La première, c’est pour vous informer (vous qui n’avez jamais lu de bande dessinée, bien sûr) de son étrange succès auprès de la jeunesse ou des classes (toujours) laborieuses, et ainsi de vous montrer leur peu (voir absence) de discernement intellectuel. Les journalistes se font alors (pseudo) sociologues et utilisent une de leur expression favorite : Phénomène social ! ! !
Chez eux, c’est surtout synonyme de mode et cela témoigne plus de leur peur (communicative ?) d’être largué, plutôt que de leur esprit critique. Si l’article devient prospectif (95 % de chance qu’il le soit), vous pouvez être sur qu’il abordera alors le sempiternel débat de la bâtardisation ou de la disparition de l’écrit/livre, hypersacré dans notre civilisation d’origine judéochrétienne (amen) !

La deuxième raison est la (relative) vitalité économique du neuvième art dans la galaxie éditoriale. On vous fera lire beaucoup de chiffres, de pourcentages, de parts de marchés et inévitablement les noms de Tintin, Astérix et Lucky Luke (la Sainte Trinité francobelge recordman des ventes, l’exemple à battre ou à égaler pour les éditeurs de « bédé »)[1] Les mots nouveauté, qualité, créativité, intelligence, exigence artistique, etc … sont bien entendu évités.
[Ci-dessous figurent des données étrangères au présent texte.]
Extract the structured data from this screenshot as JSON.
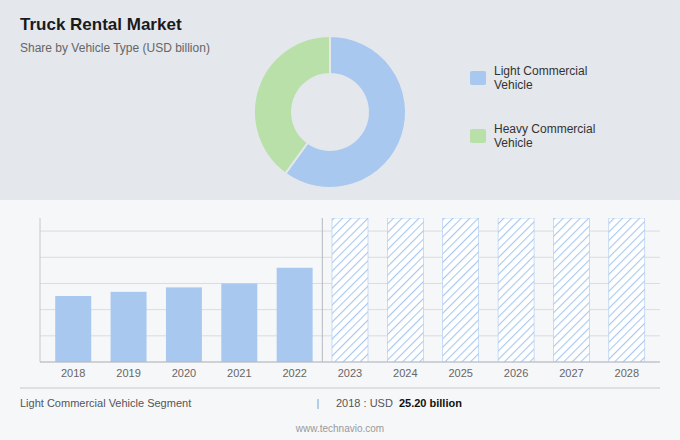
{
  "chart_data": [
    {
      "type": "donut",
      "title": "Truck Rental Market",
      "subtitle": "Share by Vehicle Type (USD billion)",
      "categories": [
        "Light Commercial\nVehicle",
        "Heavy Commercial\nVehicle"
      ],
      "values": [
        60,
        40
      ],
      "colors": [
        "#a8c8f0",
        "#b8e0a8"
      ],
      "legend": "right"
    },
    {
      "type": "bar",
      "x": [
        2018,
        2019,
        2020,
        2021,
        2022,
        2023,
        2024,
        2025,
        2026,
        2027,
        2028
      ],
      "xlim": [
        2017.4,
        2028.6
      ],
      "xticks": [
        2018,
        2019,
        2020,
        2021,
        2022,
        2023,
        2024,
        2025,
        2026,
        2027,
        2028
      ],
      "ylim": [
        0,
        55
      ],
      "yticks": [
        0,
        10,
        20,
        30,
        40,
        50
      ],
      "grid": true,
      "tick_labels": "x",
      "series": [
        {
          "color": "#a8c8f0",
          "values": [
            25.2,
            26.8,
            28.5,
            30.0,
            36.0,
            null,
            null,
            null,
            null,
            null,
            null
          ]
        },
        {
          "color": "#a8c8f0",
          "values": [
            null,
            null,
            null,
            null,
            null,
            55,
            55,
            55,
            55,
            55,
            55
          ]
        }
      ],
      "annotations": [
        "Light Commercial Vehicle Segment",
        "|",
        "2018 : USD ",
        "25.20 billion",
        "www.technavio.com"
      ]
    }
  ]
}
Enfin, la dernière raison de parler de la bande dessinée, c’est pour montrer son influence sur l’Art contemporain,[2]) le cinéma et la littérature. Pour ces derniers, on les compare à la bande dessinée quand il s’agit de qualifier une histoire pleine de rebondissements, avec un héros héroïque, de l’action, des cascades, etc …[3]
Pour l’art contemporain, il s’agit de montrer comment ces courageux et révolutionnaires artistes (qui en sont des vrais pas comme les auteurs de bandes dessinées) s’emparent de cette culture populaire pour en faire des chefs-d’oeuvre. Un peu comme le lotus poussant sur le tas de fumier !
Si Lichenstein et Erro ont réussi à construire quelques oeuvres remarquables sur ce principe, c’est toujours au détriment de la bande dessinée et cela aboutit toujours à des expositions comme High and Low (devinez qui est le low …).
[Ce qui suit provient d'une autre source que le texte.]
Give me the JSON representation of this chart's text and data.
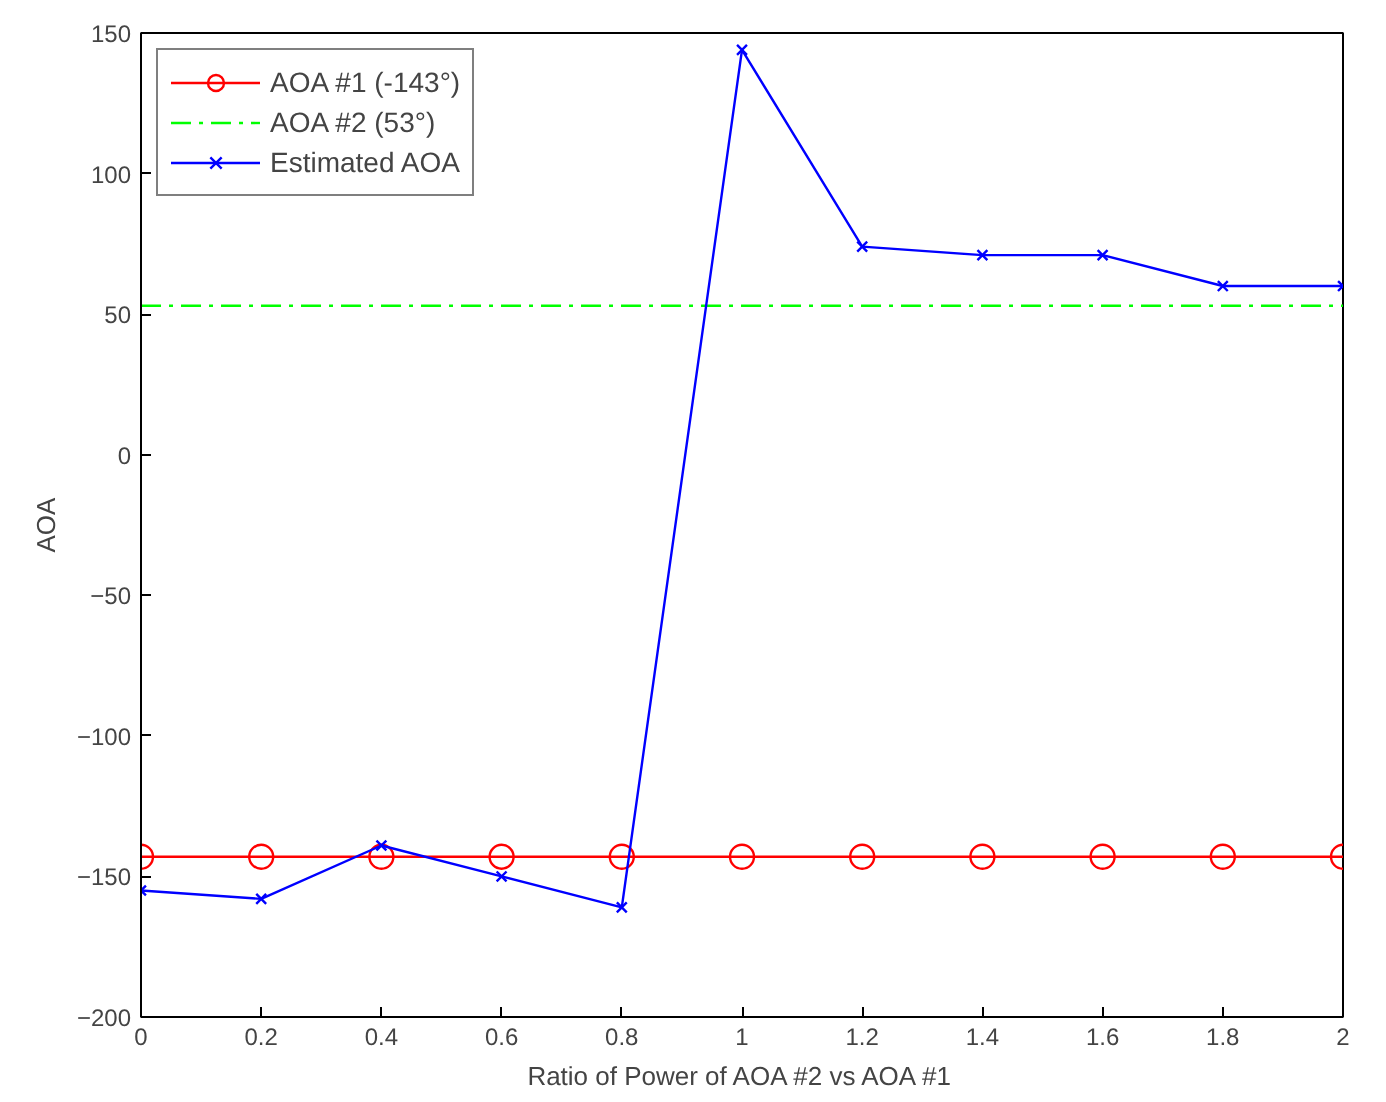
{
  "chart_data": {
    "type": "line",
    "xlabel": "Ratio of Power of AOA #2 vs AOA #1",
    "ylabel": "AOA",
    "x": [
      0,
      0.2,
      0.4,
      0.6,
      0.8,
      1,
      1.2,
      1.4,
      1.6,
      1.8,
      2
    ],
    "series": [
      {
        "name": "AOA #1 (-143°)",
        "color": "#ff0000",
        "marker": "circle",
        "line_style": "solid",
        "values": [
          -143,
          -143,
          -143,
          -143,
          -143,
          -143,
          -143,
          -143,
          -143,
          -143,
          -143
        ]
      },
      {
        "name": "AOA #2 (53°)",
        "color": "#00ff00",
        "marker": "none",
        "line_style": "dashed",
        "x": [
          0,
          2
        ],
        "values": [
          53,
          53
        ]
      },
      {
        "name": "Estimated AOA",
        "color": "#0000ff",
        "marker": "cross",
        "line_style": "solid",
        "values": [
          -155,
          -158,
          -139,
          -150,
          -161,
          144,
          74,
          71,
          71,
          60,
          60
        ]
      }
    ],
    "xlim": [
      0,
      2
    ],
    "ylim": [
      -200,
      150
    ],
    "xticks": [
      0,
      0.2,
      0.4,
      0.6,
      0.8,
      1,
      1.2,
      1.4,
      1.6,
      1.8,
      2
    ],
    "yticks": [
      -200,
      -150,
      -100,
      -50,
      0,
      50,
      100,
      150
    ],
    "grid": false,
    "legend": "top left"
  }
}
La bande dessinée est au bout du compte toujours perdante. On s’aperçoit qu’elle n’arrive pas à sortir son image médiatique du bourbier populaire (souvent tendance populiste)[4]
Mais, surtout ne vous apitoyez pas sur elle, car finalement elle n’a que ce qu’elle mérite (la salope) ! Elle n’en finit pas depuis des décennies de se rouler avec délectation dans la médiocrité (celle du fric en particulier) et ne sait que reproduire (réifier ?) les clichés qu’elle a développés.
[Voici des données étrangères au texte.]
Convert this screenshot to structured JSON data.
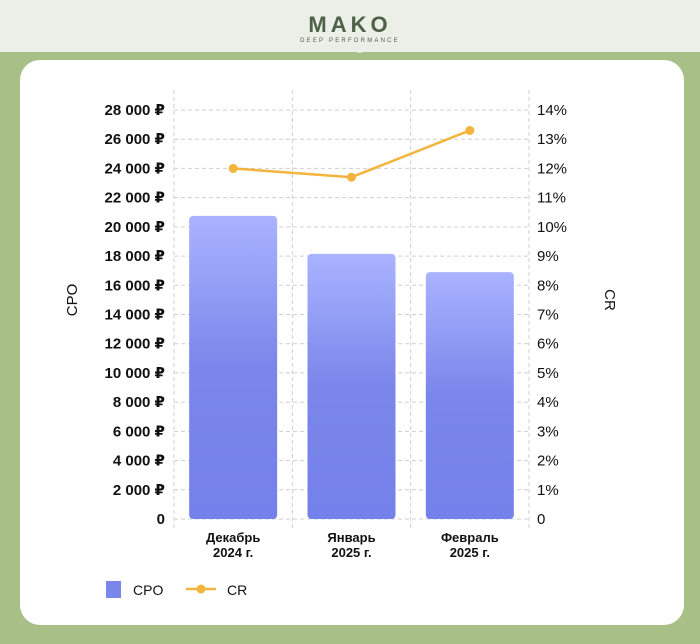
{
  "header": {
    "brand": "MAKO",
    "tagline": "DEEP PERFORMANCE"
  },
  "chart_data": {
    "type": "bar",
    "categories": [
      [
        "Декабрь",
        "2024 г."
      ],
      [
        "Январь",
        "2025 г."
      ],
      [
        "Февраль",
        "2025 г."
      ]
    ],
    "series": [
      {
        "name": "CPO",
        "type": "bar",
        "axis": "left",
        "values": [
          20750,
          18150,
          16900
        ],
        "color": "#7a86ea"
      },
      {
        "name": "CR",
        "type": "line",
        "axis": "right",
        "values": [
          12.0,
          11.7,
          13.3
        ],
        "color": "#f2b43c"
      }
    ],
    "y_left": {
      "label": "CPO",
      "range": [
        0,
        28000
      ],
      "ticks": [
        0,
        2000,
        4000,
        6000,
        8000,
        10000,
        12000,
        14000,
        16000,
        18000,
        20000,
        22000,
        24000,
        26000,
        28000
      ],
      "tick_labels": [
        "0",
        "2 000 ₽",
        "4 000 ₽",
        "6 000 ₽",
        "8 000 ₽",
        "10 000 ₽",
        "12 000 ₽",
        "14 000 ₽",
        "16 000 ₽",
        "18 000 ₽",
        "20 000 ₽",
        "22 000 ₽",
        "24 000 ₽",
        "26 000 ₽",
        "28 000 ₽"
      ]
    },
    "y_right": {
      "label": "CR",
      "range": [
        0,
        14
      ],
      "ticks": [
        0,
        1,
        2,
        3,
        4,
        5,
        6,
        7,
        8,
        9,
        10,
        11,
        12,
        13,
        14
      ],
      "tick_labels": [
        "0",
        "1%",
        "2%",
        "3%",
        "4%",
        "5%",
        "6%",
        "7%",
        "8%",
        "9%",
        "10%",
        "11%",
        "12%",
        "13%",
        "14%"
      ]
    },
    "grid": true,
    "legend": "bottom-left"
  }
}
Nous avons parlé de la relation art contemporain-bande dessinée, imaginer l’inverse est impossible, ou alors on est vite affligé …
Le plus paradoxal est que cette impossibilité vient moins du milieu de l’art contemporain (même si celui-ci apparaît dans une tour d’ivoire institutionnelle inébranlable) que des auteurs de bandes dessinées eux même. Ceux-ci ont une vision de l’art déplorable et surtout étriquée (composée principalement du médium peinture et sculpture).
S’ils s’attaquent à la peinture, c’est seulement pour y transposer leurs petites recettes stylistiques, graphiques ou formelles (comme Bilal, par exemple) et par la même d’essayer de récupérer l’aura de cet art, pour mieux tenter de rentrer dans le panthéon artistique.
Aucun n’est capable de définir le médium bande dessinée et d’envisager son apport sur cette base aux autres arts … Il ne s’agit évidemment pas de rendre exclusivement responsables les auteurs de bandes dessinées.

Les éditeurs, les lecteurs, les « collectorofan », tout ce petit monde refermé sur lui-même, aux discours uniformes, apologétiques et stériles ont aussi leurs parts importantes de responsabilité.
Tant que la bande dessinée n’aura pas conscience d’elle même (au-delà de la redite stylistique), et tant qu’elle n’appréhendera pas justement tout le reste de la création artistique, elle ne pourra changer sa triste image médiatique et produira toujours 90 % d’idioties qui la définiront et cacheront son essence.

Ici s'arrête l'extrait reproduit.